The data also shows that earnings by young people increases with the level of tertiary qualification they complete, and there is a significant jump in earnings between non-degree and degree qualifications. For example, five years after finishing study the median earnings of young people who complete a bachelors degree is 48 per cent above the national median earnings for those aged over 15. “Those with postgraduate qualifications command especially high earnings – with half of young doctoral graduates earning more than twice the national median in their fifth year out of study,” Mr Joyce says.
The report continues to show that those studying in in-demand areas earn the most with large variation in earning potential for different types of graduates. For example, five years after study graduates with Civil Engineering degrees earn about $63,091 a year, 41 per cent more than Language and Literature graduates.
“While the absolute income levels have moderated a little in some cases as a result of the GFC, the relativities between the occupations have not materially changed,” Mr Joyce says. Data shows the top earners with a bachelors degree are graduates in medicine, earning around $109,318 per year five years after leaving study. This is more than three times as much as a performing arts graduate.

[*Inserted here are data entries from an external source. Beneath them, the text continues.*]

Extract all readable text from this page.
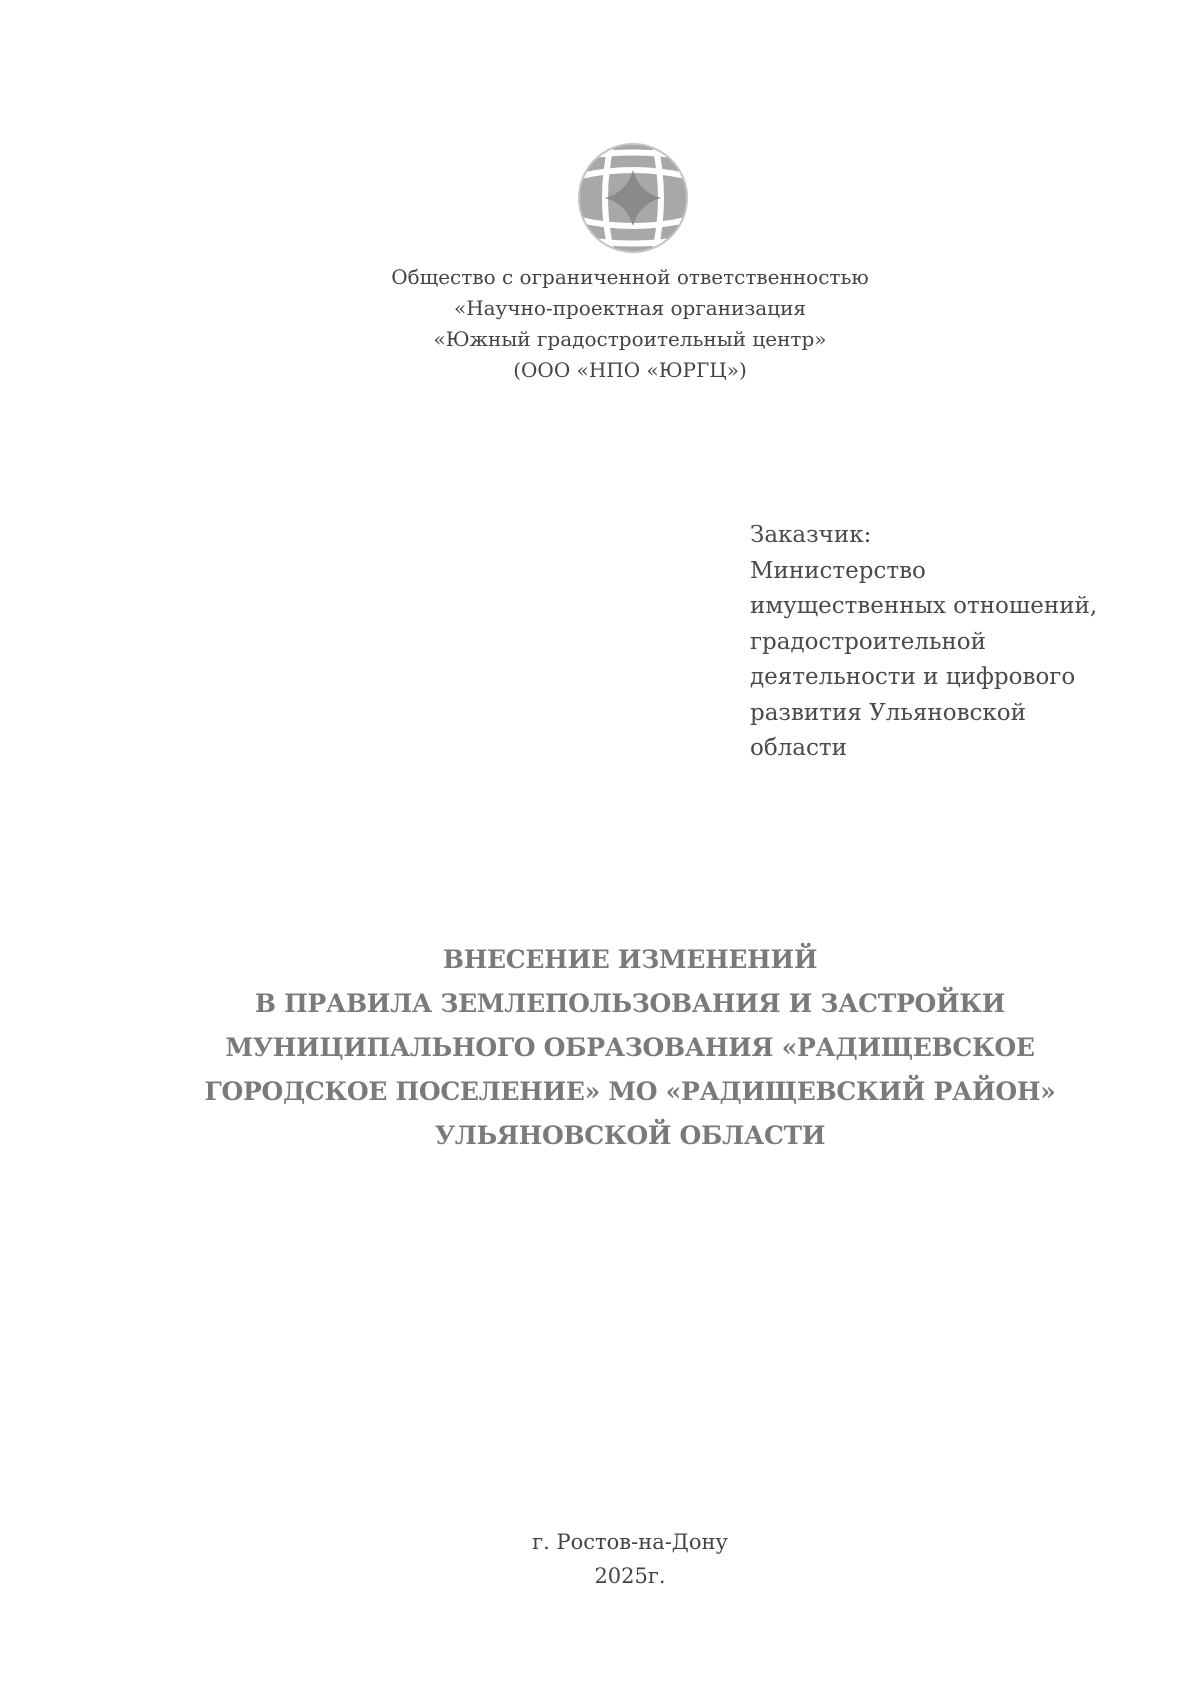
Общество с ограниченной ответственностью
«Научно-проектная организация
«Южный градостроительный центр»
(ООО «НПО «ЮРГЦ»)
Заказчик:
Министерство
имущественных отношений,
градостроительной
деятельности и цифрового
развития Ульяновской
области
ВНЕСЕНИЕ ИЗМЕНЕНИЙ
В ПРАВИЛА ЗЕМЛЕПОЛЬЗОВАНИЯ И ЗАСТРОЙКИ
МУНИЦИПАЛЬНОГО ОБРАЗОВАНИЯ «РАДИЩЕВСКОЕ
ГОРОДСКОЕ ПОСЕЛЕНИЕ» МО «РАДИЩЕВСКИЙ РАЙОН»
УЛЬЯНОВСКОЙ ОБЛАСТИ
г. Ростов-на-Дону
2025г.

What to study is an important decision for students and their families. The Government is committed to providing good information to assist people making those choices, for the benefit of students and for the very significant investment taxpayers make in tertiary education. Along with this report, students can use the Careers New Zealand website tool to compare qualifications and fields of study. “This latest data confirms that tertiary education is a passport to success in modern life. I encourage young people to take every advantage they can of their tertiary study opportunities to obtain the skills to compete in the modern world.”